Madagascar: Sénat - Vote décisif dans la lutte contre la corruption ce jour

La lutte contre la corruption n'est pas l'apanage du PAC.

Prévu le 3 juin dernier, le vote de la proposition de loi initiée par le député élu à Ampanihy-Ouest, et non moins magistrat de formation, Idealson se tient finalement ce jour au Palais d'Anosikely.

PL 001-2020 modifiant et complétant la loi n°2016-021 du 22 août 2016 sur les Pôles Anti-Corruption. Adoptée par les députés le 2 juillet 2020, cette proposition de loi va être soumise aujourd'hui au vote des sénateurs. L'article 68 de la Constitution dispose effectivement que l'initiative des lois appartient aux députés et aux sénateurs. Et ce, en plus du Premier ministre qui n'a pas manifesté son désaccord par rapport à cette proposition de loi qui a été d'ailleurs portée à la connaissance du gouvernement. Ce dernier disposant d'un délai de 30 jours pour les propositions et de 15 jours pour les amendements.

Légitimité. Le vote de ce jour au Sénat est décisif dans la lutte contre la corruption. C'est la dernière étape de la procédure législative avant d'être déférée pour contrôle de constitutionnalité à la Haute Cour Constitutionnelle qui ne manquera pas de rappeler l'article 5 alinéa 1er de la loi fondamentale. Et qui prévoit que « la souveraineté appartient au peuple, source de tout pouvoir, qui l'exerce par ses représentants élus au suffrage universel direct ou indirect (... ) Aucune fraction du peuple, ni aucun individu ne peut s'attribuer l'exercice de la souveraineté ». C'est-à-dire la légitimité politico-constitutionnelle de cette proposition de loi qui a été adoptée par les députés élus au suffrage universel direct avant d'être soumis au vote des sénateurs élus par des grands électeurs.

Egalité de traitement. La proposition de loi s'inscrit également dans l'esprit de l'égalité de traitement des fonctionnaires en général et des magistrats en particulier. En effet, un magistrat du PAC touche 4 à 5 fois plus qu'un autre de ses collègues en poste auprès des Cours et Tribunaux même si ce dernier est de grade supérieur et compte plus d'ancienneté par rapport au premier. Une inégalité de traitement qui est source de frustration au sein du corps de la magistrature où les autres membres se sentent dévalorisés. Ils ont l'impression d'être réduits à poursuivre et à juger des « voleurs de poulet ». Ce qui est peut-être pour quelque chose dans la traduction devant le Conseil de discipline de quelques magistrats dont l'un d'entre eux devait être placé sous mandat de dépôt pour corruption, quand bien même le PAC ne serait pas à l'abri de suspicion de tels faits.

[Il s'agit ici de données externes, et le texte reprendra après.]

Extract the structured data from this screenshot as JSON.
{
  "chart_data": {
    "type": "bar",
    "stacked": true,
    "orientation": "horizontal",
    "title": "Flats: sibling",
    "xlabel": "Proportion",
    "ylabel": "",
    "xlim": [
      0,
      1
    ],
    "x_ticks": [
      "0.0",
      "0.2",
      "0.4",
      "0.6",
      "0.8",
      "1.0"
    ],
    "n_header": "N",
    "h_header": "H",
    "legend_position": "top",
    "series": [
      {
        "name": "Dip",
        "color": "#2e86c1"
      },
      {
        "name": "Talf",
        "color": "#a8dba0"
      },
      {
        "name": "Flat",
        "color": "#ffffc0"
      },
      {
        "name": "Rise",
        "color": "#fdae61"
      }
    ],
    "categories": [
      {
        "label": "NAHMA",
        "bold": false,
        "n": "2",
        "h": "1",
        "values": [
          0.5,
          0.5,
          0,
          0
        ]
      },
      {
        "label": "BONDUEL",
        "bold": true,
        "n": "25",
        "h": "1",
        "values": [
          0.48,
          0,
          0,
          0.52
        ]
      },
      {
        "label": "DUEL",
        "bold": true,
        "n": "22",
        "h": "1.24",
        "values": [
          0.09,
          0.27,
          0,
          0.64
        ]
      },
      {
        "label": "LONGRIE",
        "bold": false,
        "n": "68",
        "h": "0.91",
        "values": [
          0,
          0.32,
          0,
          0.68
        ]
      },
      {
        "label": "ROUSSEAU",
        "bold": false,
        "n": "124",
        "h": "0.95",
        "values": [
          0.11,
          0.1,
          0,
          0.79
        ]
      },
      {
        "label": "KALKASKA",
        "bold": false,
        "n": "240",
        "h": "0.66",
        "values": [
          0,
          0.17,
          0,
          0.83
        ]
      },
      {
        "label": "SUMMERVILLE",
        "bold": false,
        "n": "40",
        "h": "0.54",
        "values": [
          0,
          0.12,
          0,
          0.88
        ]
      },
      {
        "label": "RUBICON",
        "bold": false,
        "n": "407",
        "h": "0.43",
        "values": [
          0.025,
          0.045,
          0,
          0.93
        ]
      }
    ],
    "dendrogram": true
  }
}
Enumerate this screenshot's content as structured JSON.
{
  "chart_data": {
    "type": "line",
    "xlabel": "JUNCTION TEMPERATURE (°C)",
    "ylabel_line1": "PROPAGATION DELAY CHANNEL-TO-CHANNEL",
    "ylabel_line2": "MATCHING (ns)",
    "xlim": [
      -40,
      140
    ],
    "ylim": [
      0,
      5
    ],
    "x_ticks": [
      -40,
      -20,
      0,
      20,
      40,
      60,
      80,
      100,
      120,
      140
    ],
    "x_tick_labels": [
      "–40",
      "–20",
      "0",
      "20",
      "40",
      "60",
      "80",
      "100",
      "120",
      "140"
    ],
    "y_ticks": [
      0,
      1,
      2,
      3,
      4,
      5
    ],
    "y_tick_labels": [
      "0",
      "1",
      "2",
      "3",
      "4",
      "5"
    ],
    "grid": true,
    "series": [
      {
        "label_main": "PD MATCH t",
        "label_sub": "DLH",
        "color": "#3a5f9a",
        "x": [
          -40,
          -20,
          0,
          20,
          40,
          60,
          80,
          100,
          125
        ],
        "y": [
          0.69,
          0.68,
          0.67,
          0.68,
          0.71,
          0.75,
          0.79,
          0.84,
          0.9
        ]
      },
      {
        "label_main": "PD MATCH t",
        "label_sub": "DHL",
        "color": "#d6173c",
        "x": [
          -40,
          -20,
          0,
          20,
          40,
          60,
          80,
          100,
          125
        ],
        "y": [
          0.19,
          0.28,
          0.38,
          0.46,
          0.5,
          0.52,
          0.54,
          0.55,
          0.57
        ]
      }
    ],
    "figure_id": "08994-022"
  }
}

Mandat. En réduisant à « 3 ans renouvelable une fois », le mandat des magistrats du PAC, la proposition de loi limite les risques de corruption. Et pour cause, moins un magistrat reste longtemps à un poste, moins il est enclin aux tentations et à la routine voire au copinage. De toute façon, les PAC ne peuvent pas assurer à eux-seuls la lutte anti-corruption. On se souvient de l'existence, à une certaine époque, du Tribunal Spécial Economique (TSE) qui était compétent, comme son nom l'indique, pour connaître des délits économiques et financiers. Les TSE devaient s'effacer au profit de tribunaux de droit commun pour se conformer aux traités et engagements internationaux qui n'étaient pas favorables aux tribunaux d'exception. Les instruments internationaux donnent aujourd'hui l'impression de faire marche arrière, en prônant des compétences élargies pour le PAC, au risque de ralentir davantage la machine judiciaire. C'est-à- dire la nécessité d'harmoniser les textes nationaux et internationaux.

Etat de droit. En limitant les compétences des Pôles Anti-Corruption aux infractions de corruption, et assimilée au blanchiment de capitaux, aux criminalités transnationales organisées et à la traite d'êtres humains, la proposition de loi entend désengorger les PAC et accélérer la lutte contre la corruption, dans le respect de l'Etat de droit. La possibilité pour la Chambre de saisie et de confiscation du PAC de saisir et/ou de confisquer des avoirs avant toute condamnation, est contraire au principe de la présomption d'innocence reconnu par plusieurs pays, y compris par ceux qui ont justement adhéré à la Convention des Nations Unies contre la Corruption.